The Weight of The World Suffocates in Duncan MacMillan’s Lungs

Presented by Verb Theatre, Duncan MacMillan’s gripping play Lungs stages the story of F (Anna Cummer) and M (Kyle Jespersen), a well-educated couple in their thirties. One day, while in line at Ikea, M puts forward the idea of having a child. From this moment, a turbulent, uninterrupted conversation surrounding the ramifications of bringing a baby into the world – a world already strained for resources – begins and follows into the next several days, months, and years.

Per MacMillan’s explicit stage instructions, there is no set nor are there any props. What there is plenty of though is a lot of talk, and a lot of talk about talking.

Over and over again, F justifies to herself (and M) why the couple should not bring a child into the world. Think of the environment, F says, citing the impact one whole person’s carbon footprint has on the Earth. Then, switching her position, F reasons why the couple are allowed to have a child, citing primarily the fact they are not only are they good people, but they are also very aware.

The whole play reads as a sharp criticism of slacktivism. F and M self-identify as well-informed citizens based off how much they (claim to) read. And that is enough for them to separate themselves from the masses. In other words, because the couple knows better, then they cannot be part of the problem.
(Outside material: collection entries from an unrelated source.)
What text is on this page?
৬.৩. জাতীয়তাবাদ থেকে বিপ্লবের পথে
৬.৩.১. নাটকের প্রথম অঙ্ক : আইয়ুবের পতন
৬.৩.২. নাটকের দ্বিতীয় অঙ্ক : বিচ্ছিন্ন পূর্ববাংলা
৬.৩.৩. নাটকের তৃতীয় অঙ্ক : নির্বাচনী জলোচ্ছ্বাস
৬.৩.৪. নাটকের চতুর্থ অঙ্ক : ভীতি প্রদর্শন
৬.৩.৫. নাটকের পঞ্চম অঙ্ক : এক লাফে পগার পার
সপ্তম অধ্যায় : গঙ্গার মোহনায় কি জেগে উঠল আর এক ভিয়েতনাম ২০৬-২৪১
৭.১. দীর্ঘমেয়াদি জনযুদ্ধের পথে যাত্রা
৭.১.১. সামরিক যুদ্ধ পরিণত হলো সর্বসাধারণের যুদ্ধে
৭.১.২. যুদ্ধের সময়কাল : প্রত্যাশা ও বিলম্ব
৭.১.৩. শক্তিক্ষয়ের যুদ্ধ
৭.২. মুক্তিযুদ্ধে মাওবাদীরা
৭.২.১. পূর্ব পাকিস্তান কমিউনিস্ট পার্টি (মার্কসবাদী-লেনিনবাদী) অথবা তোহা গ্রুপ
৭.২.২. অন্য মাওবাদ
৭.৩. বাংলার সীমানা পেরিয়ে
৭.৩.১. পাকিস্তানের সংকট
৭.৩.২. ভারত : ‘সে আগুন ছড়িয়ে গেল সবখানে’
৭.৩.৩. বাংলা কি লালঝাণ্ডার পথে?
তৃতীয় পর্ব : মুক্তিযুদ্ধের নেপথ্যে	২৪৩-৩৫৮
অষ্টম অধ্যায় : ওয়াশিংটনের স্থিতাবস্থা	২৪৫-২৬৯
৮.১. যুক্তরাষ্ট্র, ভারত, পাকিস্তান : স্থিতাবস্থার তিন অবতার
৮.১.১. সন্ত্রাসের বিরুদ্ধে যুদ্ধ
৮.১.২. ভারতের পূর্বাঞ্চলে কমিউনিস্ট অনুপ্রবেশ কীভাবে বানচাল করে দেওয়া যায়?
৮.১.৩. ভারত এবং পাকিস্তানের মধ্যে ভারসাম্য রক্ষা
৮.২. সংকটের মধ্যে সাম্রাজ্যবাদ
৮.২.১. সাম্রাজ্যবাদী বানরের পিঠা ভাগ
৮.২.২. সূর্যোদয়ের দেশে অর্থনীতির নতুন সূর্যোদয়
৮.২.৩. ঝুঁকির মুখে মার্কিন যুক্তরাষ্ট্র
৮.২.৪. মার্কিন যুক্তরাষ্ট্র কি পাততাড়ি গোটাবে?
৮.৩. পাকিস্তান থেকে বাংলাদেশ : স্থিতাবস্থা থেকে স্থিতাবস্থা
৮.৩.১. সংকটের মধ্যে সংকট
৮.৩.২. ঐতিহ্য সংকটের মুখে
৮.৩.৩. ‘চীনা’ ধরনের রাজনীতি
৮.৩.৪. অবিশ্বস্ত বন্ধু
F and M equate not only knowledge with responsibility, but also as a form of action in itself. Unfortunately, for all their awareness, they fail to participate in any meaningful action to help the world. They only talk about what they have done or plan to do – the latter being subject to whether or not they have a child.

And it is this shallow satisfaction with themselves that sets the couple up for heartbreak when they are hit hard, very hard, with the realization that the world is indifferent to them, no matter how many trees they intend to plant.

In this way, MacMillan reflects back to us our growing complacency in the digital age. For MacMillan, awareness is not enough. Using a hashtag or sharing a video is only a small step in creating change. In this world, which goes on with or without us, what truly matters is action; knowledge put in practice.

With regards to the script, MacMillan offers no escape from what is born out of a simple conversation. He holds nothing back in this emotional roller coaster that punches forward on a track bent in every direction, leaving its audience speechless by the end.

And thankfully, Cummer and Jespersen match the velocity of MacMillan’s fearless script. Cummer is fantastic in drawing out so many emotions from the audience. And there is this one powerful moment, which demands to be seen, where Cummer simply nails it. Never has a theatre gone so quiet. And Jespersen is there with Cummer every step of the way. Rarely do a pair respond to and match so well what the other brings to the table.

Running at Motel Theatre, Verb Theatre’s arresting production of Duncan MacMillan’s Lungs is one not to miss.


Verb Theatre’s production of Duncan MacMillan’s Lungs runs at Motel Theatre (Arts Commons), Feb 5-14, 2015.